De la jeunesse (Von der Jugend) !... Qui le dira mieux que la brillante projection, le souffle incroyable et la franche cordialité qui lance sans compter des aigus scintillants, toutes ces qualités qui caractérisent la prestation de Nikolaï Schukoff ? Le timbre illumine les vers enthousiastes de LǐTáibái, trouvant écho dans la chinoiserie des cuivres, ce soir plus à leur aise que dans Bruckner [lire notre chronique du 6 novembre 2010] comme dans l’approche vigoureuse de Delamboye qui, pourtant, dirige ce vaste opus pour la première fois. Habitude est prise de chanter cette « symphonie de Lieder » avec une certaine distance, sans trop bouger jamais – comme s’il fallait rappeler au mélomane (qui sait bien ce qu’il fait) qu’il n’est pas venu à l’opéra – ; aussi, ceux qui attendaient la déclamation sagement administrée de maints guillemots, mergules et autres macareux sont-ils d’abord surpris par la mobilité du ténor. Surpris, certes, et bientôt conquis, car Schukoff pourrait bien se gratter l’oreille droite du pied gauche si lui en prenait l’envie tant la voix, toujours, exprime justement, précisément et magnifiquement le propos !

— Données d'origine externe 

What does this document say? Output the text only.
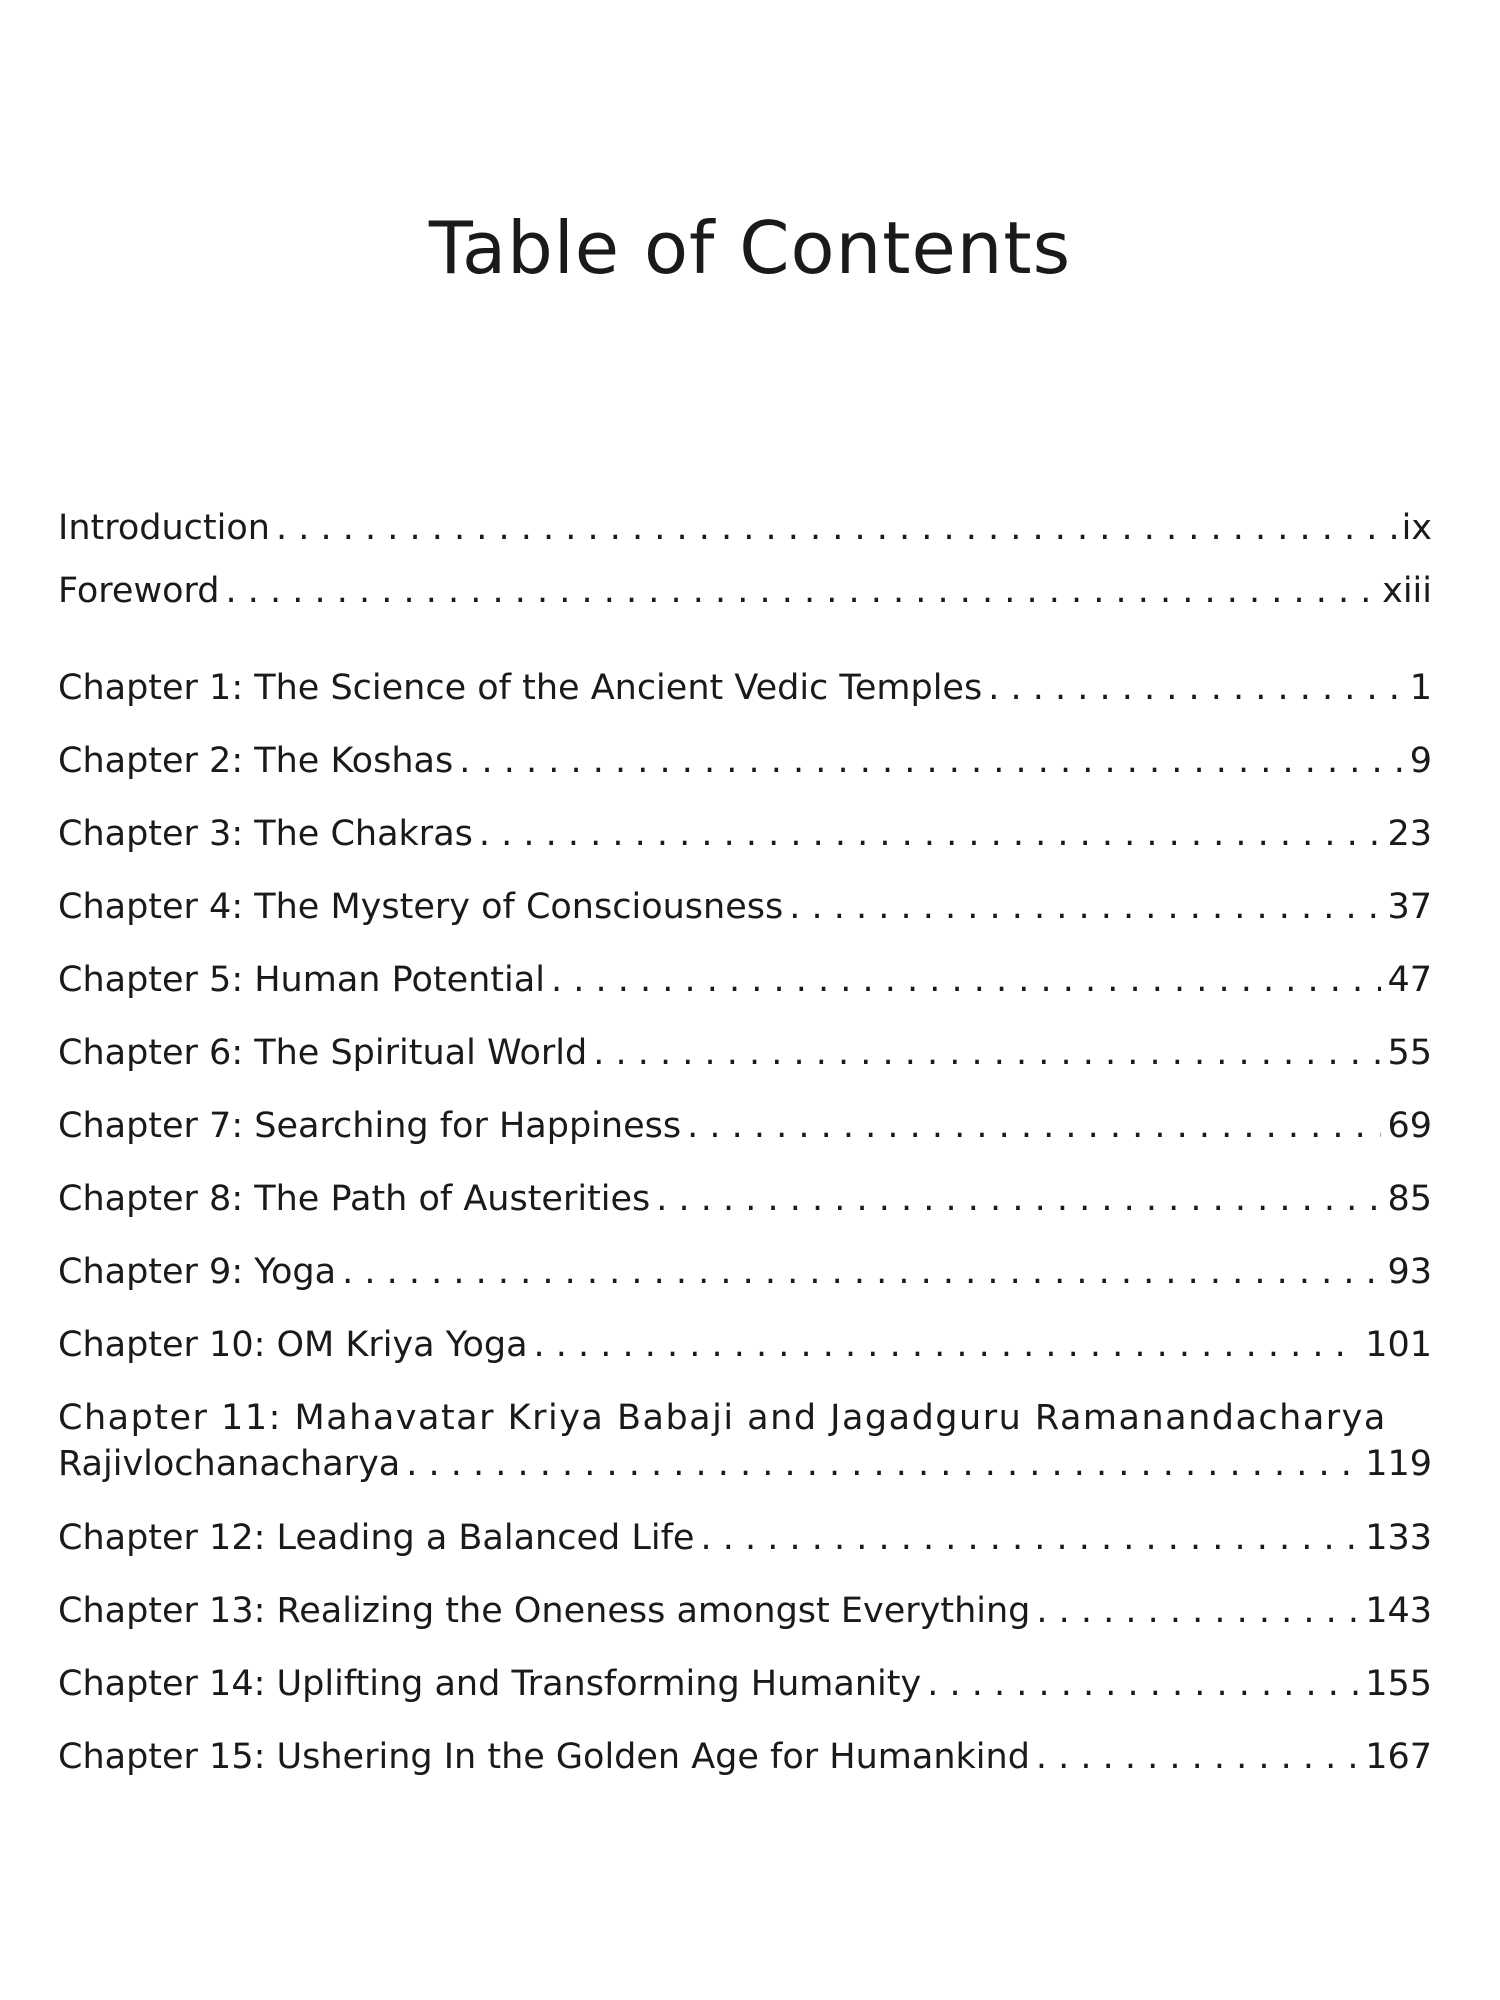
Table of Contents
Introduction . . .	ix
Foreword . . .	xiii
Chapter 1: The Science of the Ancient Vedic Temples . . .	1
Chapter 2: The Koshas . . .	9
Chapter 3: The Chakras . . .	23
Chapter 4: The Mystery of Consciousness . . .	37
Chapter 5: Human Potential . . .	47
Chapter 6: The Spiritual World . . .	55
Chapter 7: Searching for Happiness . . .	69
Chapter 8: The Path of Austerities . . .	85
Chapter 9: Yoga . . .	93
Chapter 10: OM Kriya Yoga . . .	101
Chapter 11: Mahavatar Kriya Babaji and Jagadguru Ramanandacharya
Rajivlochanacharya . . .	119
Chapter 12: Leading a Balanced Life . . .	133
Chapter 13: Realizing the Oneness amongst Everything . . .	143
Chapter 14: Uplifting and Transforming Humanity . . .	155
Chapter 15: Ushering In the Golden Age for Humankind . . .	167
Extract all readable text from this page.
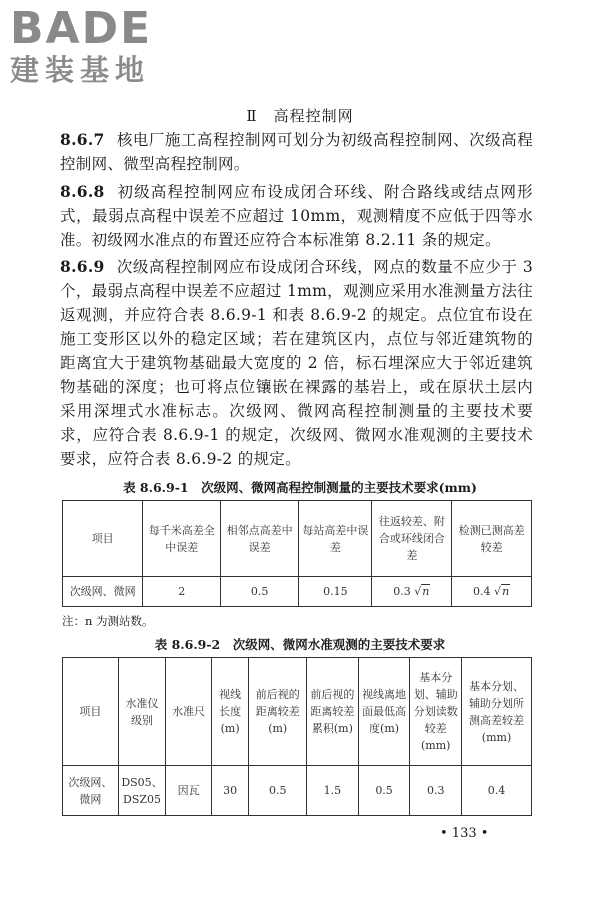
BADE
建装基地
Ⅱ　高程控制网
8.6.7 核电厂施工高程控制网可划分为初级高程控制网、次级高程控制网、微型高程控制网。
8.6.8 初级高程控制网应布设成闭合环线、附合路线或结点网形式，最弱点高程中误差不应超过 10mm，观测精度不应低于四等水准。初级网水准点的布置还应符合本标准第 8.2.11 条的规定。
8.6.9 次级高程控制网应布设成闭合环线，网点的数量不应少于 3 个，最弱点高程中误差不应超过 1mm，观测应采用水准测量方法往返观测，并应符合表 8.6.9-1 和表 8.6.9-2 的规定。点位宜布设在施工变形区以外的稳定区域；若在建筑区内，点位与邻近建筑物的距离宜大于建筑物基础最大宽度的 2 倍，标石埋深应大于邻近建筑物基础的深度；也可将点位镶嵌在裸露的基岩上，或在原状土层内采用深埋式水准标志。次级网、微网高程控制测量的主要技术要求，应符合表 8.6.9-1 的规定，次级网、微网水准观测的主要技术要求，应符合表 8.6.9-2 的规定。
表 8.6.9-1　次级网、微网高程控制测量的主要技术要求(mm)
项目	每千米高差全中误差	相邻点高差中误差	每站高差中误差	往返较差、附合或环线闭合差	检测已测高差较差
次级网、微网	2	0.5	0.15	0.3 √n	0.4 √n
注：n 为测站数。
表 8.6.9-2　次级网、微网水准观测的主要技术要求
项目	水准仪级别	水准尺	视线长度(m)	前后视的距离较差(m)	前后视的距离较差累积(m)	视线离地面最低高度(m)	基本分划、辅助分划读数较差(mm)	基本分划、辅助分划所测高差较差(mm)
次级网、微网	DS05、DSZ05	因瓦	30	0.5	1.5	0.5	0.3	0.4
• 133 •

Désormais complètement chauffée, Dagmar Pecková révèle toute sa sensibilité dans Von der Schönheit où le chef distille des moires savantes d’une main aimable qui invite plutôt qu’elle n’ordonne (n’est-ce pas véritable autorité, au fond ?). Élégamment articulé, l’épisode ne s’embarrasse d’aucun rubato excessif. Quel contraste avec la quasi clownerie avinée à laquelle répondent vertement les souriantes incongruités instrumentales dont Mahler a truffé la partie suivante, Der Trunkene im Frühling ! Facétieux, mais sans jamais déroger à l’excellente conduite du chant, Nikolaï Schukoff profite en gourmand du génie du compositeur, trouvant rebonds jusqu’en ces solos tendres de la flûte et, surtout, du violon (Dorota Anderszewska), tellement gracieux.
C’est dans le long et sombre Abschied que Dagmar Pecková donne toute sa mesure, un Abschied pas si sombre, d’ailleurs, quoique grave. Enrico Delamboye accorde un relief particulièrement musclé à l’obsédant glas de départ, cisèle chaque trait solistique, affine les timbres et leur mariage, tandis que le mezzo libère pleinement son legato dans une couleur intime. Rien de compassé, d’uniformément recueilli, dans l’interprétation : dans cet Adieu se trouve encore tant à vivre – Ewig, précisément.